Archive | August, 2012

Implications of mitochondrial Eve for Human Evolution

9 Aug

It has been suggested that mitochondrial Eve is the most recent common matrilineal ancestor of all modern humans. This means to me that the mitochondrial genome of a single individual who lived 200,000 years ago is being put forward as the origin of all the patterns of mitochondrial DNA that are currently found in the human population worldwide. What are the implications of this statement?

My problem in grappling with this ‘computational discovery’ is that it seems to mean that the genetic pattern that this individual (mitochondrial Eve) represented went on to replace all other existing human genetic patterns worldwide, through outcompeting those variants to assert a kind of super-dominance, rather than doing the natural thing of choosing to interbreed with those other variants. This follows because interbreeding would have spread mitochondrial Eve’s particular DNA-sequence pattern among the rest of the Homo populations that existed such that the methodology for detemining the common ancestor would inevitably have lead to an earlier common matrilineal individual. And it is relevant to consider also that a replacement of other genetic patterns by the mitochondrial Eve pattern could only have been brought about physically by a sudden massive jump in evolutionary fitness 200,000 years ago which led to a vicious Homo lineage emerging that may be said to be the precursor of the modern Homo sapiens of 70,000 years ago. This lineage did not wish to breed with the rest of the existing Homo populations and may have set out to wipe out those parts of humanity through aggressive competition. What is the fossil evidence for this event? Secondly, there is not much apparent remnant of such an annihilistic behaviour in Homo sapiens in present day humanity which, on the other hand, demonstrates an overwhelming common culture of sympathy and goodwill for other sections of humanity and a demonstrable ready willingness to interbreed with other races and faces; this civility represents a distinguishing characteristic of most human beings that has highly selected for in the complexity of genetic speciation and selection pressures that is evident in human evolution.

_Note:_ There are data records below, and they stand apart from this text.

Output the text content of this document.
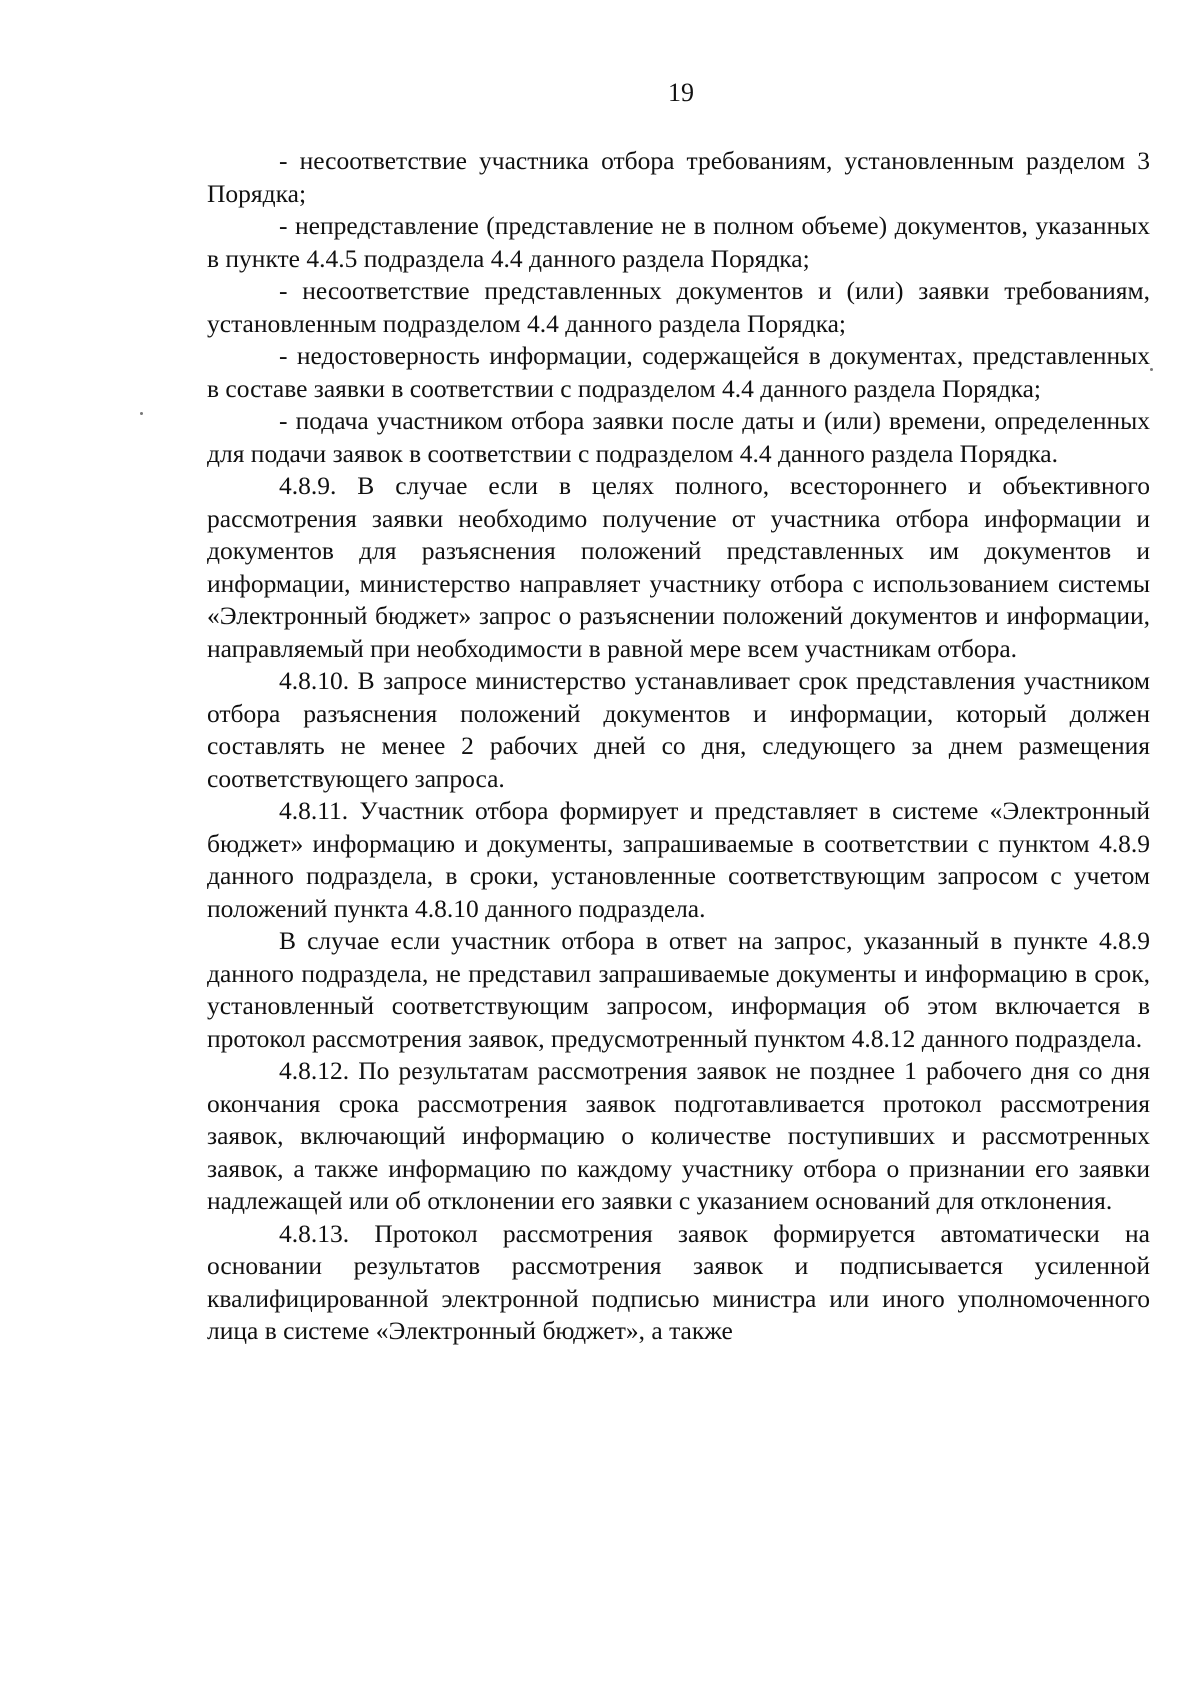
19

- несоответствие участника отбора требованиям, установленным разделом 3 Порядка;

- непредставление (представление не в полном объеме) документов, указанных в пункте 4.4.5 подраздела 4.4 данного раздела Порядка;

- несоответствие представленных документов и (или) заявки требованиям, установленным подразделом 4.4 данного раздела Порядка;

- недостоверность информации, содержащейся в документах, представленных в составе заявки в соответствии с подразделом 4.4 данного раздела Порядка;

- подача участником отбора заявки после даты и (или) времени, определенных для подачи заявок в соответствии с подразделом 4.4 данного раздела Порядка.

4.8.9. В случае если в целях полного, всестороннего и объективного рассмотрения заявки необходимо получение от участника отбора информации и документов для разъяснения положений представленных им документов и информации, министерство направляет участнику отбора с использованием системы «Электронный бюджет» запрос о разъяснении положений документов и информации, направляемый при необходимости в равной мере всем участникам отбора.

4.8.10. В запросе министерство устанавливает срок представления участником отбора разъяснения положений документов и информации, который должен составлять не менее 2 рабочих дней со дня, следующего за днем размещения соответствующего запроса.

4.8.11. Участник отбора формирует и представляет в системе «Электронный бюджет» информацию и документы, запрашиваемые в соответствии с пунктом 4.8.9 данного подраздела, в сроки, установленные соответствующим запросом с учетом положений пункта 4.8.10 данного подраздела.

В случае если участник отбора в ответ на запрос, указанный в пункте 4.8.9 данного подраздела, не представил запрашиваемые документы и информацию в срок, установленный соответствующим запросом, информация об этом включается в протокол рассмотрения заявок, предусмотренный пунктом 4.8.12 данного подраздела.

4.8.12. По результатам рассмотрения заявок не позднее 1 рабочего дня со дня окончания срока рассмотрения заявок подготавливается протокол рассмотрения заявок, включающий информацию о количестве поступивших и рассмотренных заявок, а также информацию по каждому участнику отбора о признании его заявки надлежащей или об отклонении его заявки с указанием оснований для отклонения.

4.8.13. Протокол рассмотрения заявок формируется автоматически на основании результатов рассмотрения заявок и подписывается усиленной квалифицированной электронной подписью министра или иного уполномоченного лица в системе «Электронный бюджет», а также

An alternative explanation of human evolution deriving from the concept of mitochondial Eve is that no other human populations existed up to 200,000 years ago except for the genomics represented by this single individual. Does it make any evolutionary sense to state that the humanity of 200,000 years ago was of only a single DNA pattern, whatever this pattern was? If it was located in North or East Africa, what happened to the rest of the Homo ergaster-derived human populations that from fossil evidence we know had ‘speciated’ into Homo erectus and living between the Middle East to East Asia? Did all existing Homo species from 1.5 million years, excepting Homo floresiensis converge genetically into the DNA-pattern that is represented by mitochondrial Eve?

Accordingly, my question in this post concerns the tenability of these alternative scenarios as represented by the mitochondrial Eve ‘discovery’ (which in itself is a highly tenuos science in conception as already discussed). My aim in this blog is to stimulate contributions on what the standard (consensus) model, that is apparently mitochondrial Eve-based, means for how human evolution took place to bring about the ensuing population dynamics.

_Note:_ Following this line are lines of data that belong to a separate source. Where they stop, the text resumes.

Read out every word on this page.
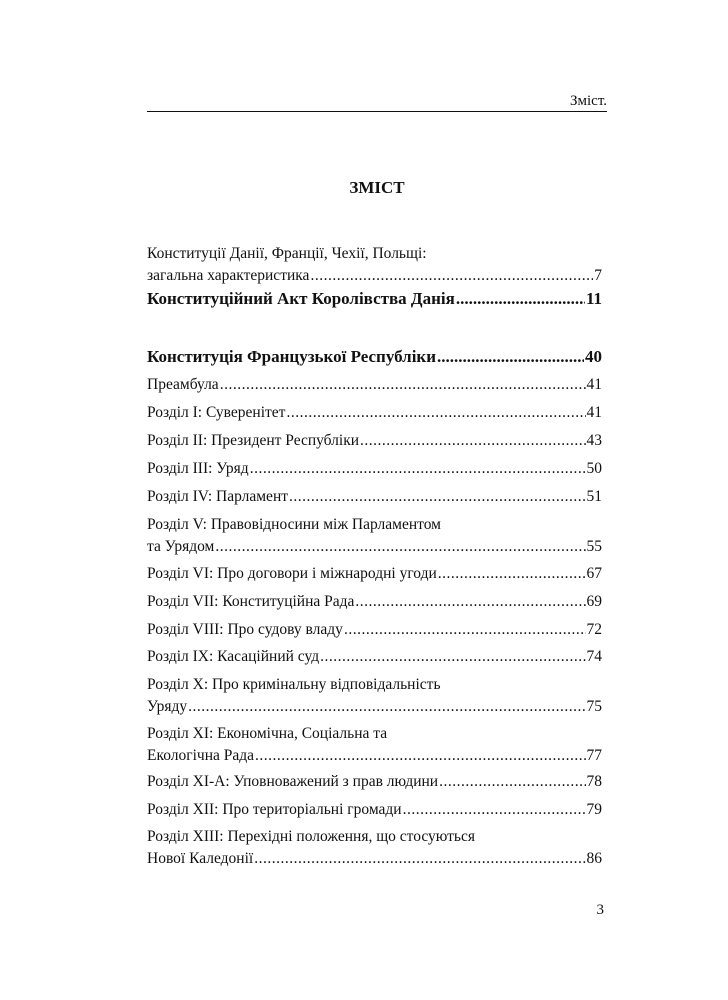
Зміст.
ЗМІСТ
Конституції Данії, Франції, Чехії, Польщі:
загальна характеристика .....	7
Конституційний Акт Королівства Данія .....	11
Конституція Французької Республіки .....	40
Преамбула .....	41
Розділ I: Суверенітет .....	41
Розділ II: Президент Республіки .....	43
Розділ III: Уряд .....	50
Розділ IV: Парламент .....	51
Розділ V: Правовідносини між Парламентом
та Урядом .....	55
Розділ VI: Про договори і міжнародні угоди .....	67
Розділ VII: Конституційна Рада .....	69
Розділ VIII: Про судову владу .....	72
Розділ IX: Касаційний суд .....	74
Розділ X: Про кримінальну відповідальність
Уряду .....	75
Розділ XI: Економічна, Соціальна та
Екологічна Рада .....	77
Розділ XI-A: Уповноважений з прав людини .....	78
Розділ XII: Про територіальні громади .....	79
Розділ XIII: Перехідні положення, що стосуються
Нової Каледонії .....	86
3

Is there anyone out there left who is willing to engage in this discussion?

The following was added to this post on 14 August 2012:

Further resources to be assessed in the light of what has been discussed in this blog are





Any review accordingly will be gratefully received at this blogsite.


The ‘founder effect’ for prehistoric human migration, colonisation and evolutionary descendence

1 Aug

My conclusion on the evidence submitted thus far is that Jokodo did not provide us with convincing reasons, given what Biologists know about how mutations take place in reality and how natural selection is supposed to have acted upon it in human history, that mitochondrial DNA and nuclear DNA generate a theoretical mechanism-based framework for designing genetic clocks that can reliably be used as models for ascertaining when prehistoric migration, colonisation and lineage descendance of humans took place over the past 2 million years through the so-called ‘founder effect’. Until such evidence is forthcoming the circumstantial evidence that East Asian Homo erectus survived and led to the modern Han Chinese population cannot be dismissed – this also despite the lack of the discovery of human fossils in China during 100,000-40,000 years ago that some might cite as evidence that an extinction of all existing humans had taken place around 100,000 years ago.